Le jour qui se levait promettait d’être clair et, dans la lumière pure du matin, prières et chants semblaient monter plus droit, plus aisément que d’habitude. Quand le temps était ainsi, Marjolaine adorait ces instants offerts à Dieu où la route de la journée semblait mener vers quelque paradis. Pourtant, ce jour-là, le cœur de la jeune femme demeurait inquiet et plus lourd qu’il ne l’avait été depuis le départ car, en arrivant sur le parvis, la première personne qu’elle aperçut fut le seigneur de Fresnoy et, en le revoyant, elle éprouva une curieuse émotion.

Un grand manteau sombre négligemment rejeté sur ses larges épaules, découvrant une simple tunique de laine noire ceinturée de cuir et d’argent, il se tenait très droit sur sa selle et semblait attendre quelque chose. Les longues mèches noires de ses cheveux brillaient comme la robe de son cheval dans les premiers rayons du soleil et la peau de son visage dur parut à la jeune femme refléter un peu de cette lumière nouvelle. Quand elle entra dans son champ de vision, elle reçut le choc de son regard vert, soudain étincelant, qui s’attacha à elle et ne la lâcha plus.

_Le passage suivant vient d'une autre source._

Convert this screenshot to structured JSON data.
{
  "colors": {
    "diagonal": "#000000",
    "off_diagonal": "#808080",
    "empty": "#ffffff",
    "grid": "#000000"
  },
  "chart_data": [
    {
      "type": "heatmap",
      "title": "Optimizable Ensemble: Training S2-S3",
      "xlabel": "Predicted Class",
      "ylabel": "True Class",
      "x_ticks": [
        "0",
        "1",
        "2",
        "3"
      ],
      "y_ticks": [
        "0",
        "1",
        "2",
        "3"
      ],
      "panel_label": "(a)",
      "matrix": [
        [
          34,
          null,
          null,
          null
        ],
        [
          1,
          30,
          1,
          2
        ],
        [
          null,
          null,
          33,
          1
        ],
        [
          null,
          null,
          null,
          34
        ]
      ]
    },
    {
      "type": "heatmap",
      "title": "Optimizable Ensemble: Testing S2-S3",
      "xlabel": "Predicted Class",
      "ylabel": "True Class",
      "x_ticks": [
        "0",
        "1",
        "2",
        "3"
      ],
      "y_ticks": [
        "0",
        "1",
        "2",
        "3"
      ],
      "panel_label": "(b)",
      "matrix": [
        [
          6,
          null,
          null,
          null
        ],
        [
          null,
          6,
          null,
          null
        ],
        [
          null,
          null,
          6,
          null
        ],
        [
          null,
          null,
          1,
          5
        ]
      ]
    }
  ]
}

Troublée sans trop savoir pourquoi, apeurée même, comme devant un danger encore caché mais que les nerfs devinent, elle pressa le pas en détournant les yeux pour atteindre les rangs les plus proches de l'autel, ce qui était pour elle une manière de se protéger. Mais le poids du regard vert demeura sur sa nuque et elle en eut une conscience aiguë. C’était comme une brûlure à laquelle il était impossible d’échapper.

Elle n’eut pas longtemps à se demander pourquoi l’étranger était là car, aussitôt, elle entendit sa voix toute proche. Il discutait avec Odon de Lusigny auquel il venait de remettre l’agrément de l’évêque de Tours l’autorisant à prendre part au voyage vers Compostelle, ainsi que le voulait la règle pour chaque pèlerin. Or, cette recrue ne semblait guère convenir au templier et, malgré elle, Marjolaine tendit l’oreille pour deviner ce que les deux hommes se disaient.

-    Je croyais vous avoir conseillé de retourner chez vous, sire baron, reprochait Odon de Lusigny. D’où vient que je vous retrouve ici à cette heure et décidé à vous joindre à nous?

-    Ne puis-je, entraîné par l’exemple, avoir choisi de faire avec vous quelques pas sur le chemin du salut? La route est à tout le monde, mon frère, et chacun peut choisir de s’y engager quand bon lui semble.

La voix, ironique, arrogante même, n’avait pas grand-chose de l’humilité requise pour entamer un voyage pieux. Peut-être Fresnoy cherchait-il à prendre le chef des pèlerins au piège de la colère mais il n’y réussit pas.

-    Sans doute. Pourtant, avant de vous autoriser à vous mêler à ceux que je mène, je désire savoir quel est le but réel que vous poursuivez car si vous souhaitez seulement porter le trouble dans une âme innocente et chercher à l’entraîner dans le péché, je ne vous accueillerai pas.